DESCRIPTION (provided by applicant): Crimean-Congo hemorrhagic fever virus (CCHFV) is a ssRNA (-) nairovirus that produces fever, prostration, and severe hemorrhages in humans. Fatality rates associated with CCHFV range from 5- 80% based on phylogenetic variation of the virus, transmission route, and different treatment facilities. Originally identified in Russia and he Congo, CCHFV has rapidly spread across large sections of Europe, Asia, and Africa. Recently, U.S. citizen traffic has increased substantially to the regions endemic with CCHFV, specifically South Central Asia. As a result, there is a substantial risk for transmission of CCHFV and/or its tick vector to the United States. Intriguingly, CCHFV is not the only nairovirus that threatens the public. Nairobi Sheep Disease virus (NSDV) as well as nairoviruses Hazara, Dugbe and Erve can cause human disease of varying severity and economic distress. Currently, there is no vaccine or prophylactic available for treatment of CCHF or other any other nairovirus related diseases. Recent reports have identified a viral homologue of the ovarian tumor protease (vOTU) located within the nairovirus genome and implicated its possible involvement in down-regulation of the Interferon type 1 immune response through cleavage of post-translational modifying proteins ubiquitin (Ub) and Ub-like interferon-simulated gene 15 (ISG15). As a result, it has been suggested to be a virulence factor. This proposal will determine whether dual deubiquitinating and deISGylating activities are conserved functions of this subclass of proteases in vitro and in vivo. Additionally, these experiments will gain insight into their mechanism of recognition for Ub and ISG15 allowing greater predictability of currently unknown vOTUs. The proposal will also seek to evaluate a potential correlation between the in vitro activity/substrate specificity of these nairovirus vOTUs and overall virulence of the nairoviruses in question. The resulting information will also provide critical insight into the role of vOTUs ply in viruses that may ultimately have practicality in the development of prophylactics targeting vOTUs.

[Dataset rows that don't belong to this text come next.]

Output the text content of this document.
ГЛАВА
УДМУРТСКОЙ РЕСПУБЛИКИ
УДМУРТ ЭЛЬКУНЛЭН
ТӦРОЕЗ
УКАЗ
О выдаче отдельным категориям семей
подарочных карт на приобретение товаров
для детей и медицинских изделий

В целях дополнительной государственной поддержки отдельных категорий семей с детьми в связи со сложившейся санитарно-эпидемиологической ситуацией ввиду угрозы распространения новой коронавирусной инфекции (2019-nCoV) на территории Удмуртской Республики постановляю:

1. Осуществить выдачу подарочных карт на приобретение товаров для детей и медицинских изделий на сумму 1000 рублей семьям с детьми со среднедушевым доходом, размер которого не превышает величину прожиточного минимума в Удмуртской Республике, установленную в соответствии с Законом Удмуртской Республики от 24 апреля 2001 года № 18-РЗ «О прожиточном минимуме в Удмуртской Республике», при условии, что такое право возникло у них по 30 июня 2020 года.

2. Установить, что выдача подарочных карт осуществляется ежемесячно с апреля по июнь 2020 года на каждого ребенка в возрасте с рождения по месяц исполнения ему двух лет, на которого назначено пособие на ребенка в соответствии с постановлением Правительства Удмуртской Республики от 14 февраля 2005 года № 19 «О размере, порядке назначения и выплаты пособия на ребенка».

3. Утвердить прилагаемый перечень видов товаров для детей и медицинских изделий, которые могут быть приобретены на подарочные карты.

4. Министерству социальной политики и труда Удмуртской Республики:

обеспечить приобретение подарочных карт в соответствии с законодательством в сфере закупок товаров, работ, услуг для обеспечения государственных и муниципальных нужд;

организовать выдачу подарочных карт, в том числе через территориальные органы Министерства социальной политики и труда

描述(申请人提供)：克里米亚-刚果出血热病毒(CCHFV)是一种单链RNA(-)奈罗病毒，可导致人类发烧、虚弱和严重出血。根据病毒的系统发育变异、传播途径和不同的治疗设施，与CCHFV相关的病死率从5%到80%不等。CCHFV最初发现于俄罗斯和刚果，现已迅速蔓延到欧洲、亚洲和非洲的大片地区。最近，美国公民前往CCHFV流行地区的交通大幅增加，特别是在南亚。因此，CCHFV和/或其蜱媒传播到美国有很大的风险。耐人寻味的是，CCHFV并不是唯一威胁到 公开的。内罗毕羊病病毒(NSDV)以及奈罗病毒哈扎拉、杜格贝和埃尔维可引起不同严重程度的人类疾病和经济困难。目前，没有疫苗或预防药物可用于治疗CCHF或其他任何与奈罗病毒相关的疾病。最近的报道已经发现了位于奈洛病毒基因组中的卵巢肿瘤蛋白酶(Votu)的病毒同源物，并暗示它可能通过切割翻译后修饰蛋白泛素(Ub)和Ub样干扰素模拟基因15(ISG15)而参与下调干扰素1型免疫反应。因此，它被认为是一个毒力因素。这一提议将确定双重去泛素化和去ISGyl化活性是否是这一亚类蛋白酶在体外和体内的保守功能。此外，这些实验将深入了解它们对Ub和ISG15的识别机制，从而能够更好地预测当前未知的vOTU。该提案还将寻求评估这些奈罗病毒vOTU的体外活性/底物特异性与所述奈罗病毒的整体毒力之间的潜在相关性。由此产生的信息还将为VOTU在病毒中的作用提供关键的洞察，这些病毒最终可能在针对VOTU的预防药物的开发中具有实用性。